Houston, We Have a Problem
But then our client arrived at a meeting with a new partner who would be responsible for the operation’s overall marketing. Right after the introduction, I felt that something was amiss, but proceeded with the presentation.
We spoke to our clients about our progress since our last meeting. But our guests seemed restless. Suddenly, the new partner asked, “Why are we paying so much for this?”
While prepared for such a question at the beginning of a project, I was taken aback by the skepticism so deep into the process. He reasoned that online firms like Logoworks perform similar services at a fraction of our cost. So we must be overcharging.
Had this been a new project, I would have handed back their deposit and wished them the best. But this was near the end, so walking away wasn’t viable. I spent the next hour reviewing our process, discussing the associated time requirements and explaining how our efforts would help position their company. It made no difference. They wanted a logo for $299, and the longer I prattled on, the less impact my words seemed to have.
We completed the project but the relationship was damaged and the owner of the firm felt duped. With the trust lost, it became difficult to focus on the intended result. We did find some comfort when the logo was praised on a number of design portals, but it’s unlikely that this meant much to our client.
Does Anyone Really Care About Process?
I had forgotten about this experience until last week, when it finally hit me that I had tried to convey the wrong point to our client. The enjoyment I get from a glass of scotch at the end of the day does not come from the process by which it’s distilled; rather, I just want to indulge for a moment before heading to bed. Similarly, we were giving our client process, strategy and careful attention to detail, but none of that mattered to them. In trying to validate our service I missed out the main point.
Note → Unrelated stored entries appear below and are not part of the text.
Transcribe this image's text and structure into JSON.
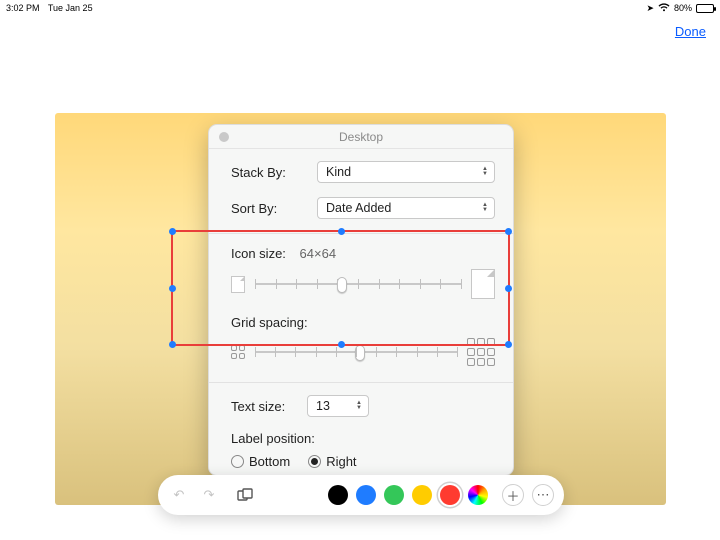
{
  "statusbar": {
    "time": "3:02 PM",
    "date": "Tue Jan 25",
    "battery_pct": "80%"
  },
  "nav": {
    "done": "Done"
  },
  "window": {
    "title": "Desktop",
    "stack_by_label": "Stack By:",
    "stack_by_value": "Kind",
    "sort_by_label": "Sort By:",
    "sort_by_value": "Date Added",
    "icon_size_label": "Icon size:",
    "icon_size_value": "64×64",
    "grid_spacing_label": "Grid spacing:",
    "text_size_label": "Text size:",
    "text_size_value": "13",
    "label_position_label": "Label position:",
    "label_bottom": "Bottom",
    "label_right": "Right",
    "label_selected": "right"
  },
  "colors": {
    "black": "#000000",
    "blue": "#1f7cff",
    "green": "#34c759",
    "yellow": "#ffcc00",
    "red": "#ff3b30"
  }
}
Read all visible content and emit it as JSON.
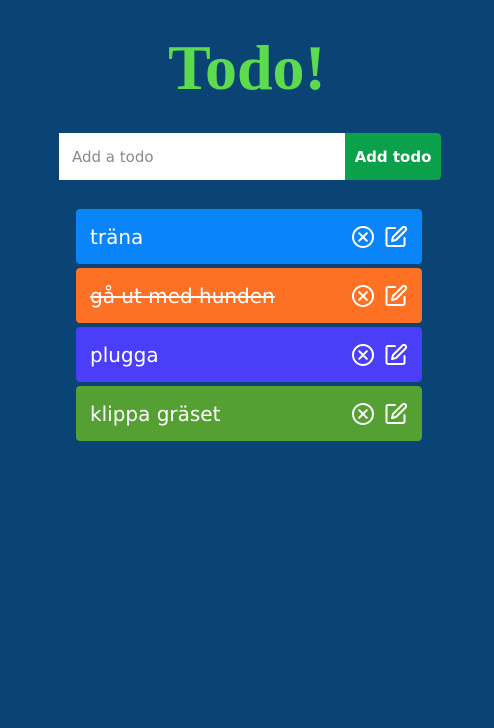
{
  "app": {
    "title": "Todo!"
  },
  "form": {
    "input_value": "",
    "input_placeholder": "Add a todo",
    "add_button_label": "Add todo"
  },
  "todos": [
    {
      "text": "träna",
      "completed": false,
      "color": "#0a84f9"
    },
    {
      "text": "gå ut med hunden",
      "completed": true,
      "color": "#fe7024"
    },
    {
      "text": "plugga",
      "completed": false,
      "color": "#4a3ef8"
    },
    {
      "text": "klippa gräset",
      "completed": false,
      "color": "#54a032"
    }
  ],
  "icons": {
    "delete": "close-circle-icon",
    "edit": "edit-icon"
  },
  "colors": {
    "background": "#0a4474",
    "title": "#5ddb4f",
    "add_button": "#0aa14a"
  }
}
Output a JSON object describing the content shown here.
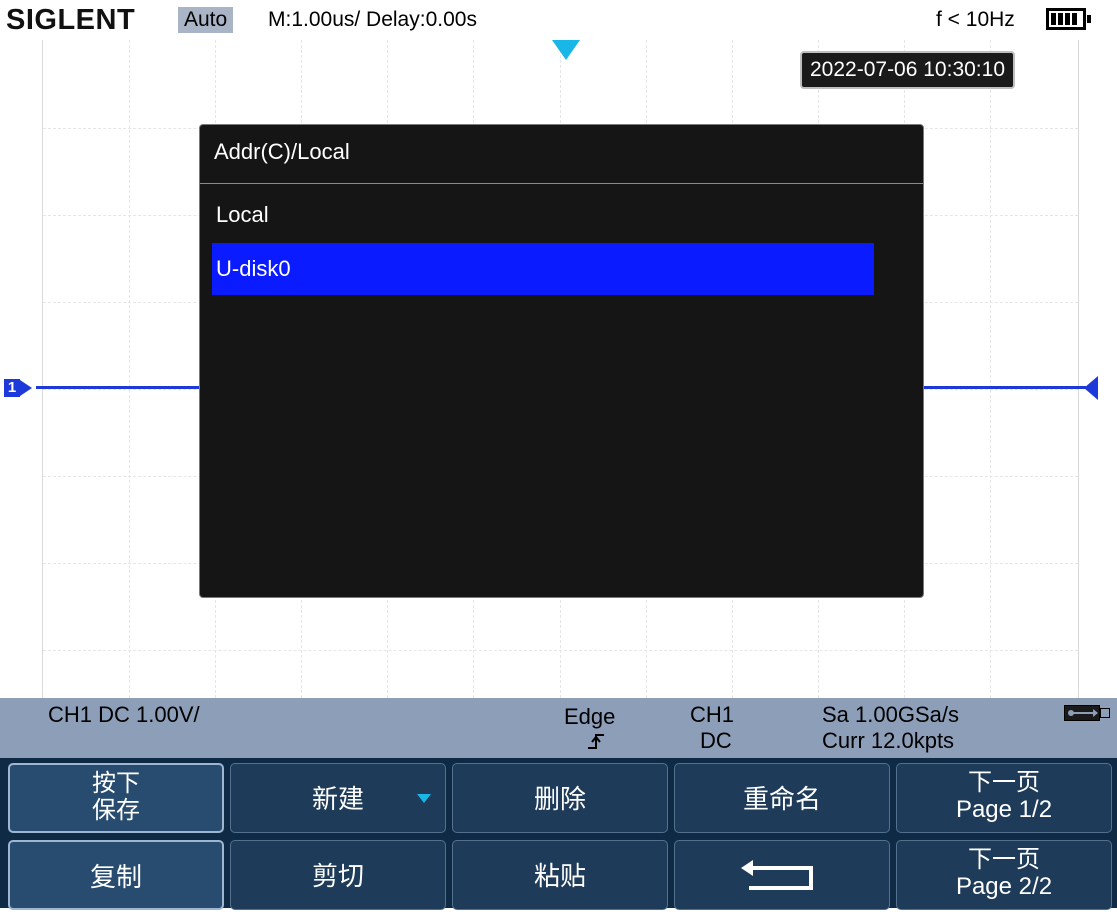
{
  "header": {
    "brand": "SIGLENT",
    "trigger_mode": "Auto",
    "timebase": "M:1.00us/ Delay:0.00s",
    "frequency": "f < 10Hz"
  },
  "datetime": "2022-07-06 10:30:10",
  "channel_marker": "1",
  "dialog": {
    "title": "Addr(C)/Local",
    "items": [
      {
        "label": "Local",
        "selected": false
      },
      {
        "label": "U-disk0",
        "selected": true
      }
    ]
  },
  "status": {
    "channel": "CH1 DC 1.00V/",
    "trigger_type": "Edge",
    "trigger_source": "CH1",
    "trigger_coupling": "DC",
    "sample_rate": "Sa 1.00GSa/s",
    "memory": "Curr 12.0kpts"
  },
  "softkeys": {
    "row1": [
      {
        "top": "按下",
        "bottom": "保存"
      },
      {
        "label": "新建",
        "icon": "chevron-down-icon"
      },
      {
        "label": "删除"
      },
      {
        "label": "重命名"
      },
      {
        "top": "下一页",
        "bottom": "Page 1/2"
      }
    ],
    "row2": [
      {
        "label": "复制"
      },
      {
        "label": "剪切"
      },
      {
        "label": "粘贴"
      },
      {
        "icon": "return-arrow-icon"
      },
      {
        "top": "下一页",
        "bottom": "Page 2/2"
      }
    ]
  },
  "colors": {
    "trace": "#1e39d9",
    "trigger_marker": "#19b6e8",
    "selection": "#0a1bff",
    "status_bar": "#8c9eb8",
    "softkey_bg": "#1e3b5a"
  }
}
I should have talked about how this identity would build confidence among investors and retailers. I should have stressed how it would entice shoppers to pick up their product’s package and look closer. I should have talked about how it would make people feel.
We are creatures ruled by emotion. I was surprised to read that some Mercedes-Benz models were ranked only 27th in dependability; nevertheless, when I look at their cars, advertising and marketing materials, I feel as though they are the epitome of quality. I have to wonder what this feeling is worth to the executives at DaimlerChrysler.
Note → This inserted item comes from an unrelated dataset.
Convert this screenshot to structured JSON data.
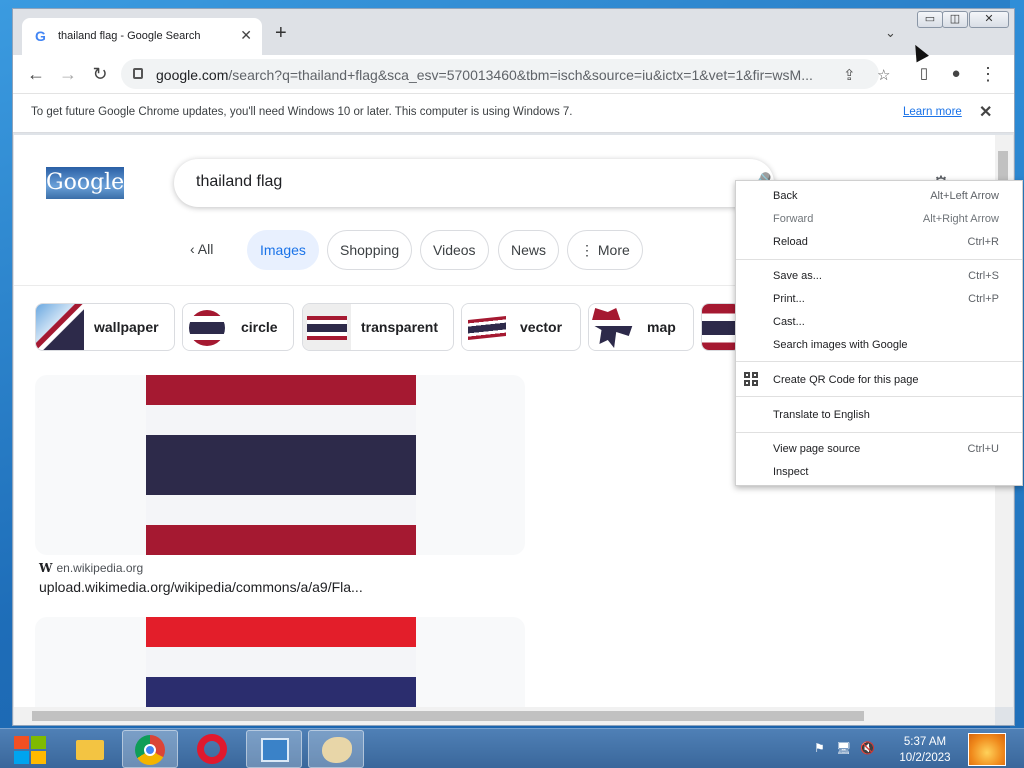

Although I know the power of design to affect an audience, I’m often reluctant to point this out when selling our services. Perhaps this is simply habit, but it’s a bad one that must be broken. I wonder if we need to temporarily put aside our talk of brand, strategy and execution, and consider our power to influence emotion. This is what we’re doing when we get people to stop and admire a wine label, laugh at a magazine ad, slow down to observe a billboard or put a promotional poster up on the office wall. So, why don’t we put more effort into selling these reactions, instead of the objects themselves?
Is it Time to Up Our Game?
Meanwhile, if we are to adapt to a practice that is transitioning from deliverables to strategic thinking, we have to challenge ourselves and our conventions. This could mean adjusting our language to revolve around emotions and reactions, instead of a laundry list of design items. What if we listed “making your audience love you” as a deliverable? It could be difficult to generate pricing for, but it might get us closer to the true value of what we’re selling.
Should our creative briefs be drafted solely around the desired end reaction? We could delete the delivery device and focus solely on creating meaningful interaction with the audience. This might make the notion of hourly billings anachronistic. Our clients demand results, not labour. Why aren’t we pricing our value as such?
While the world around us continues to change, the one thing that remains constant is that people act as a result of their emotions. As visual communicators, we’re in the business of crafting reactions. If we can embrace this truth, we’ll do our clients and ourselves a great service.